Ainsi, la période qui entoure la naissance et le « devenir mère » est apparentée à une crise identitaire. A la fois naissance d’un enfant et d’une mère, cela nécessite un réaménagement des rôles, des tâches et de la place dans la société, autant de facteurs de stress potentiels. La littérature documente aujourd’hui largement l’impact du stress périnatal sur les issues de santé materno-foetales et sur le devenir de l’enfant. Il paraît, selon Lobel & al. (2008), important de préciser que le stress spécifiquement lié à la grossesse influence de manière plus significative les issues de la naissance que le stress général ou l’anxiété liés aux événements de la vie. Dans la globalité, de nombreux effets délétères du stress ont été mis en évidence (Latendresse, 2009 ; Glover, 2011), tant sur la mère, sur le déroulement de la grossesse, que sur le foetus et l’enfant, dont nous retiendrons les suivants.
Stress prénatal : impact sur la mère Selon Okun & al. (2013), 28 à 38 % des femmes enceintes rapportent des problèmes de sommeil ou d’insomnies, dont la majorité est corrélée au stress. En outre, les difficultés liées au sommeil augmentent le risque de dépression. Dans l’étude de Plana-Ripol & al. (2015), l’exposition pré-conceptionnelle à un niveau de stress élevé s’est avérée a posteriori un facteur de risque augmenté d’infertilité. De surcroît, à la génération suivante, les filles exposées au stress prénatal maternel important ont un délai sensiblement rallongé pour obtenir leur première grossesse. Le stress et l’anxiété augmentent les symptômes de grossesse, l’hyperémèse gravidique et les congés maladies (Faure, Legras, Chocard & Duverger, 2008). Un niveau de stress élevé augmente le tabagisme des femmes enceintes (Bullock, Mears, Woodcock & Record, 2001), avec tous les effets délétères qui en découlent.
L’anxiété et le stress durant la grossesse sont également des facteurs de risque pour la dépression postnatale (Robertson, Grace, Wallington & Stewart, 2004 ; Leuner, Fredericks, Nealer & Albin-Brooks, 2014).
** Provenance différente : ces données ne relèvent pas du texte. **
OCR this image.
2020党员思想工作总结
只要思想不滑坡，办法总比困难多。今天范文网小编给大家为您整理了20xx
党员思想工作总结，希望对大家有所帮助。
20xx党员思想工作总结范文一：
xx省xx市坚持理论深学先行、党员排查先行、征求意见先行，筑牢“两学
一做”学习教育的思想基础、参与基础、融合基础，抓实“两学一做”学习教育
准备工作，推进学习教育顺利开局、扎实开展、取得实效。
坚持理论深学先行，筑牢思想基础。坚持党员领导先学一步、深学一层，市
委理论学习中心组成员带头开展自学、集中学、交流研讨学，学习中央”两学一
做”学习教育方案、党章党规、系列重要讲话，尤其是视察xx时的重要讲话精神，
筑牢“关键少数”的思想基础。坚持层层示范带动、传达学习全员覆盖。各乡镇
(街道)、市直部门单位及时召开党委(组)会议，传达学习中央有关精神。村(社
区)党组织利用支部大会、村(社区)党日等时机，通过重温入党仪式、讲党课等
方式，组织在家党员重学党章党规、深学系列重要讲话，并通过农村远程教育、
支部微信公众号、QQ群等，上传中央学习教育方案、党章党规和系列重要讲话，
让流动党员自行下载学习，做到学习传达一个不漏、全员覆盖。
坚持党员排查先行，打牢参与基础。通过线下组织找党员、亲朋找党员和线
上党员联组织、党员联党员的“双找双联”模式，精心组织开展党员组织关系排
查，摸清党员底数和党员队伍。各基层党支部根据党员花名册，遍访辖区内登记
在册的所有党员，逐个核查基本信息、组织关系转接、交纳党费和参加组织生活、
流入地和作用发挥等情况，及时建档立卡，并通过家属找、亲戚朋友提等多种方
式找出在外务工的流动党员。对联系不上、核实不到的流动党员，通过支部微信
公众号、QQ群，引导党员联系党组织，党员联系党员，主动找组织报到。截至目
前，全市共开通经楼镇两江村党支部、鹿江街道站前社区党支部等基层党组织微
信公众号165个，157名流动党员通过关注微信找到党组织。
Slavich & Irwin (2014) ajoutent que les stress majeurs de la vie représentent le facteur de risque le plus important pour le développement d’une dépression. La revue de littérature de Razurel & al. (2013) met en effet en évidence un lien de causalité entre stress perçu pendant la grossesse et apparition de symptômes dépressifs en post-partum. Il s’avère que le stress vécu par la mère, en déclenchant la cascade hormonale de l’axe hypothalamo-hypophyso-surrénalien et en induisant une élévation des taux de noradrénaline et/ou de cortisol, bloque les récepteurs de la sérotonine, favorisant la survenue de dépression. La dépression post-natale toucherait 7 à 12 % de jeunes mères (Gavin & al., 2005), et jusqu’à près de 20% dans le canton de Genève – 19.3 % en prénatal, à 19.6% en postaccouchement et à 18.6 % à 6 semaines post-partum – selon l’échelle de dépistage internationale EPDS (Razurel, 2013).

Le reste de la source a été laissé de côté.